In those refrigerator-less days, housewives made daily trips to the market for fresh food. I remember the excitement of helping her make the bags and listening to her voice telling us about the value of sharing, which is emphasized in that month. Somehow we felt sorry when that special month was over.
My mother did it too, her's were ready-made brown paper bags. Unlike my grandmother who distributed them from her langganan dokar (horse drawn cart), my mother distributed them from a car, with all the windows rolled down for fresh air. And now my bags are made of paper too, old discarded office papers we buy from the nearby warung (street stall), but they contain the same amount of rice as my grandmother's and my mother's did.
My grandchildren are rarely here to help me, they are at school abroad. I have my driver distribute them from his car- window while I sit in the back seat and the other windows remain closed, on account of the air conditioning.
Ten liters of rice a day over 30 days, I know it is a drop in the ocean, but it's the spirit behind it that counts. Almost all members of my extended family honor this tradition. It goes without saying. What I also remember is the smell of exotic food from the kitchens. Recipes only prepared during Ramadhan are tried again. All housewives prided themselves on their respective ancient, ethnic recipes. There was so much food, not for the family only, but especially for orphans, widows with children, elderly people, mosques whose leaders distribute them again to the needy in their communities.
I remember how proud we were, when allowed to carry a tray loaded with food to the neighbors.
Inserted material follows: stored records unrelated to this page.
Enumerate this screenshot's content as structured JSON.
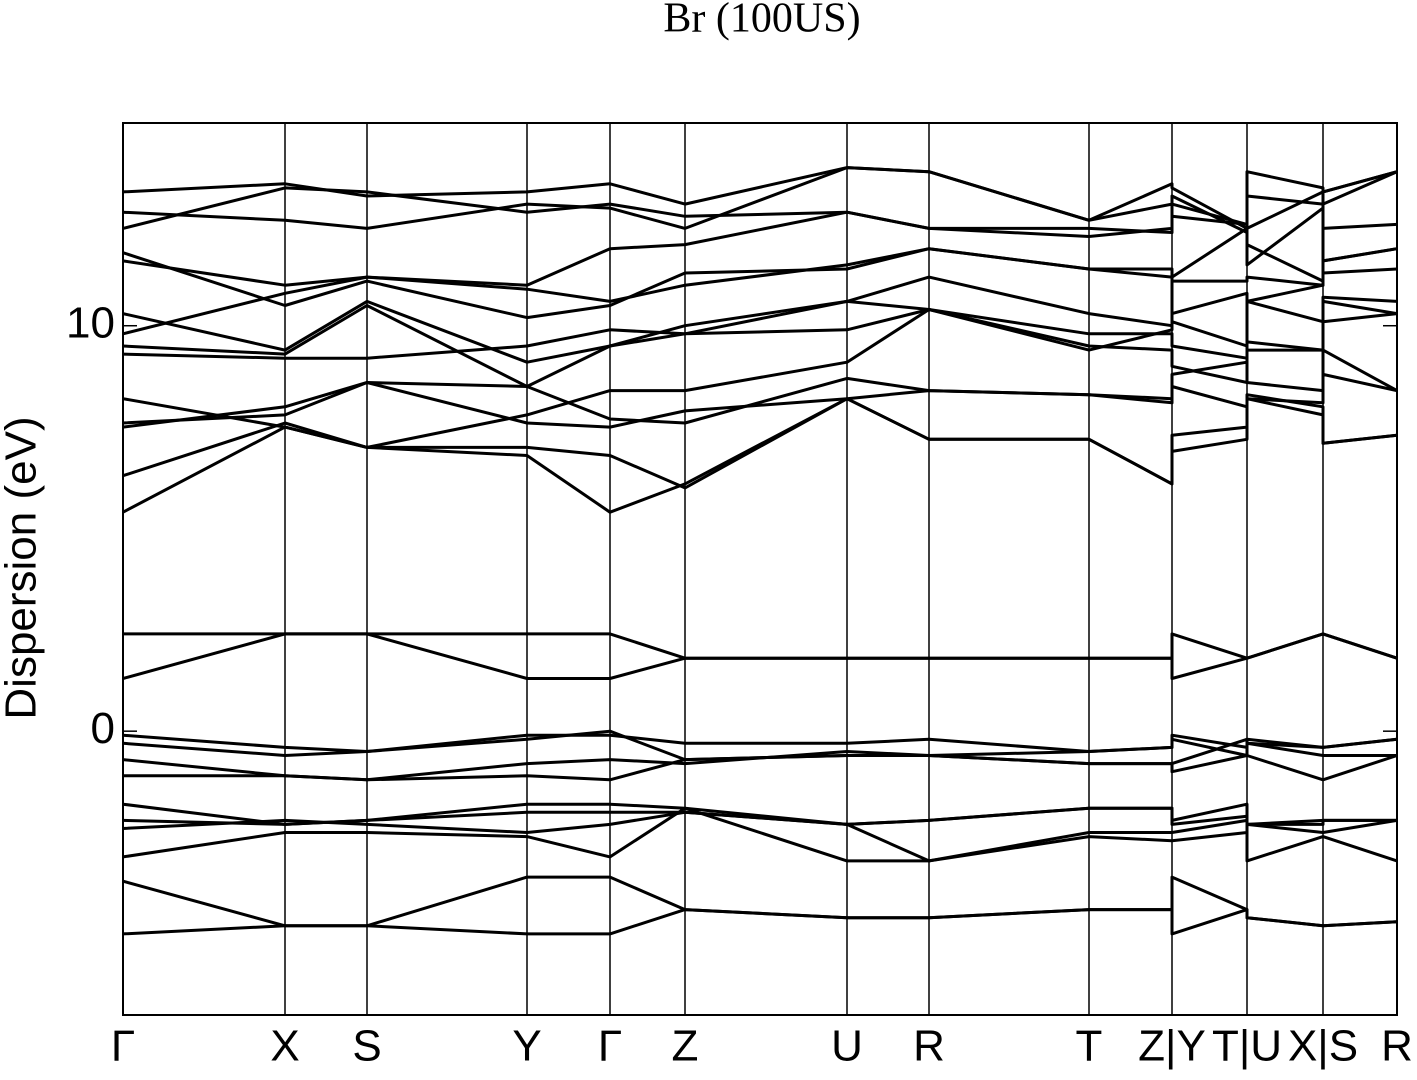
{
  "chart_data": {
    "type": "line",
    "title": "Br (100US)",
    "y_label": "Dispersion (eV)",
    "color": "#000000",
    "grid": true,
    "x": [
      0,
      1.62,
      2.44,
      4.04,
      4.87,
      5.62,
      7.24,
      8.06,
      9.66,
      10.49,
      10.49,
      11.24,
      11.24,
      12.0,
      12.0,
      12.74
    ],
    "xlim": [
      0,
      12.74
    ],
    "xticks": [
      {
        "value": 0,
        "label": "Γ"
      },
      {
        "value": 1.62,
        "label": "X"
      },
      {
        "value": 2.44,
        "label": "S"
      },
      {
        "value": 4.04,
        "label": "Y"
      },
      {
        "value": 4.87,
        "label": "Γ"
      },
      {
        "value": 5.62,
        "label": "Z"
      },
      {
        "value": 7.24,
        "label": "U"
      },
      {
        "value": 8.06,
        "label": "R"
      },
      {
        "value": 9.66,
        "label": "T"
      },
      {
        "value": 10.49,
        "label": "Z|Y"
      },
      {
        "value": 11.24,
        "label": "T|U"
      },
      {
        "value": 12.0,
        "label": "X|S"
      },
      {
        "value": 12.74,
        "label": "R"
      }
    ],
    "ylim": [
      -7,
      15
    ],
    "yticks": [
      0,
      10
    ],
    "series": [
      {
        "values": [
          -3.7,
          -4.8,
          -4.8,
          -3.6,
          -3.6,
          -4.4,
          -4.6,
          -4.6,
          -4.4,
          -4.4,
          -3.6,
          -4.4,
          -4.6,
          -4.8,
          -4.8,
          -4.7
        ]
      },
      {
        "values": [
          -5.0,
          -4.8,
          -4.8,
          -5.0,
          -5.0,
          -4.4,
          -4.6,
          -4.6,
          -4.4,
          -4.4,
          -5.0,
          -4.4,
          -4.6,
          -4.8,
          -4.8,
          -4.7
        ]
      },
      {
        "values": [
          -1.8,
          -2.3,
          -2.2,
          -1.8,
          -1.8,
          -1.9,
          -2.3,
          -2.2,
          -1.9,
          -1.9,
          -2.2,
          -1.8,
          -2.3,
          -2.3,
          -2.2,
          -2.2
        ]
      },
      {
        "values": [
          -2.2,
          -2.3,
          -2.2,
          -2.0,
          -2.0,
          -2.0,
          -2.3,
          -2.2,
          -1.9,
          -1.9,
          -2.3,
          -2.1,
          -2.3,
          -2.2,
          -2.2,
          -2.2
        ]
      },
      {
        "values": [
          -2.4,
          -2.2,
          -2.3,
          -2.5,
          -2.3,
          -2.0,
          -2.3,
          -3.2,
          -2.5,
          -2.5,
          -2.5,
          -2.2,
          -3.2,
          -2.6,
          -2.6,
          -3.2
        ]
      },
      {
        "values": [
          -3.1,
          -2.5,
          -2.5,
          -2.6,
          -3.1,
          -1.9,
          -3.2,
          -3.2,
          -2.6,
          -2.7,
          -2.7,
          -2.5,
          -2.3,
          -2.5,
          -2.5,
          -2.2
        ]
      },
      {
        "values": [
          -0.1,
          -0.4,
          -0.5,
          -0.1,
          -0.1,
          -0.3,
          -0.3,
          -0.2,
          -0.5,
          -0.4,
          -0.1,
          -0.4,
          -0.3,
          -0.4,
          -0.4,
          -0.2
        ]
      },
      {
        "values": [
          -0.3,
          -0.6,
          -0.5,
          -0.2,
          0.0,
          -0.7,
          -0.6,
          -0.6,
          -0.5,
          -0.4,
          -0.2,
          -0.6,
          -0.3,
          -0.6,
          -0.6,
          -0.6
        ]
      },
      {
        "values": [
          -0.7,
          -1.1,
          -1.2,
          -0.8,
          -0.7,
          -0.8,
          -0.5,
          -0.6,
          -0.8,
          -0.8,
          -0.8,
          -0.2,
          -0.6,
          -1.2,
          -1.2,
          -0.6
        ]
      },
      {
        "values": [
          -1.1,
          -1.1,
          -1.2,
          -1.1,
          -1.2,
          -0.7,
          -0.6,
          -0.6,
          -0.8,
          -0.8,
          -1.0,
          -0.6,
          -0.2,
          -0.4,
          -0.4,
          -0.2
        ]
      },
      {
        "values": [
          2.4,
          2.4,
          2.4,
          2.4,
          2.4,
          1.8,
          1.8,
          1.8,
          1.8,
          1.8,
          2.4,
          1.8,
          1.8,
          2.4,
          2.4,
          1.8
        ]
      },
      {
        "values": [
          1.3,
          2.4,
          2.4,
          1.3,
          1.3,
          1.8,
          1.8,
          1.8,
          1.8,
          1.8,
          1.3,
          1.8,
          1.8,
          2.4,
          2.4,
          1.8
        ]
      },
      {
        "values": [
          5.4,
          7.5,
          7.0,
          6.8,
          5.4,
          6.1,
          8.2,
          7.2,
          7.2,
          6.1,
          6.9,
          7.2,
          8.2,
          7.8,
          7.1,
          7.3
        ]
      },
      {
        "values": [
          6.3,
          7.6,
          7.0,
          7.0,
          6.8,
          6.0,
          8.2,
          7.2,
          7.2,
          6.1,
          7.3,
          7.5,
          8.3,
          8.0,
          7.1,
          7.3
        ]
      },
      {
        "values": [
          7.5,
          8.0,
          8.6,
          7.6,
          7.5,
          7.9,
          8.2,
          8.4,
          8.3,
          8.1,
          8.5,
          8.0,
          8.2,
          8.1,
          8.8,
          8.4
        ]
      },
      {
        "values": [
          7.6,
          7.8,
          8.6,
          8.5,
          7.7,
          7.6,
          8.7,
          8.4,
          8.3,
          8.2,
          8.8,
          9.1,
          8.6,
          8.4,
          9.4,
          8.4
        ]
      },
      {
        "values": [
          8.2,
          7.5,
          7.0,
          7.8,
          8.4,
          8.4,
          9.1,
          10.4,
          9.5,
          9.4,
          9.0,
          8.6,
          9.4,
          9.4,
          10.6,
          10.3
        ]
      },
      {
        "values": [
          9.5,
          9.3,
          10.5,
          8.5,
          9.5,
          9.8,
          10.6,
          10.4,
          9.4,
          9.9,
          10.1,
          9.5,
          10.6,
          10.1,
          10.7,
          10.6
        ]
      },
      {
        "values": [
          10.3,
          9.4,
          10.6,
          9.1,
          9.5,
          10.0,
          10.6,
          11.2,
          10.3,
          10.0,
          11.1,
          11.1,
          11.2,
          11.0,
          11.3,
          11.4
        ]
      },
      {
        "values": [
          9.8,
          10.8,
          11.2,
          10.9,
          10.6,
          11.0,
          11.5,
          11.9,
          11.4,
          11.2,
          11.2,
          12.4,
          11.5,
          12.9,
          11.6,
          11.9
        ]
      },
      {
        "values": [
          11.6,
          11.0,
          11.2,
          11.0,
          11.9,
          12.0,
          12.8,
          12.4,
          12.2,
          12.4,
          12.7,
          12.5,
          12.4,
          13.3,
          12.4,
          12.5
        ]
      },
      {
        "values": [
          12.4,
          13.4,
          13.3,
          12.8,
          13.0,
          12.7,
          12.8,
          12.4,
          12.4,
          12.3,
          13.2,
          12.3,
          13.8,
          13.4,
          13.3,
          13.8
        ]
      },
      {
        "values": [
          13.3,
          13.5,
          13.2,
          13.3,
          13.5,
          13.0,
          13.9,
          13.8,
          12.6,
          13.5,
          13.4,
          12.4,
          13.2,
          13.0,
          13.3,
          13.8
        ]
      },
      {
        "values": [
          12.8,
          12.6,
          12.4,
          13.0,
          12.9,
          12.4,
          13.9,
          13.8,
          12.6,
          13.0,
          13.0,
          12.5,
          12.0,
          11.1,
          13.0,
          13.8
        ]
      },
      {
        "values": [
          11.8,
          10.5,
          11.1,
          10.2,
          10.5,
          11.3,
          11.4,
          11.9,
          11.4,
          11.4,
          10.3,
          10.8,
          10.6,
          11.0,
          11.6,
          11.9
        ]
      },
      {
        "values": [
          9.3,
          9.2,
          9.2,
          9.5,
          9.9,
          9.8,
          9.9,
          10.4,
          9.8,
          9.8,
          9.5,
          9.2,
          9.6,
          9.4,
          10.1,
          10.3
        ]
      }
    ]
  }
}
Sometimes we received a tray too and when we teased our cook that their food tasted better, she would chase us out of her domain with lots of laughter from all of us. Our early morning meals are usually left untouched, our stomachs can't take the food at 4 o'clock in the morning. In the last days before the end of Ramadhan our paper bags multiply, some are bigger for those needy families with more children.
Suppose that only 10 percent of the families in Jakarta had the same tradition (I know many who do), all one needs is a calculator to work out how many extra kilograms of rice is needed in Jakarta alone during Ramadhan. Not yet included is the rice collected privately in communities all over the city for the Zakat Fitrah (tithe in rice or money donated on the last day of Ramadhan).
Does this answers Mr Luckett's cynical question: "Can anyone out there explain the annual government reports of 20 percent to 25 percent increase of food supplies to feed the city during the "fasting" month of Ramadhan?" (The Jakarta Post, Feb. 23, 1995).
It's not that some people eat more, but that more people eat some.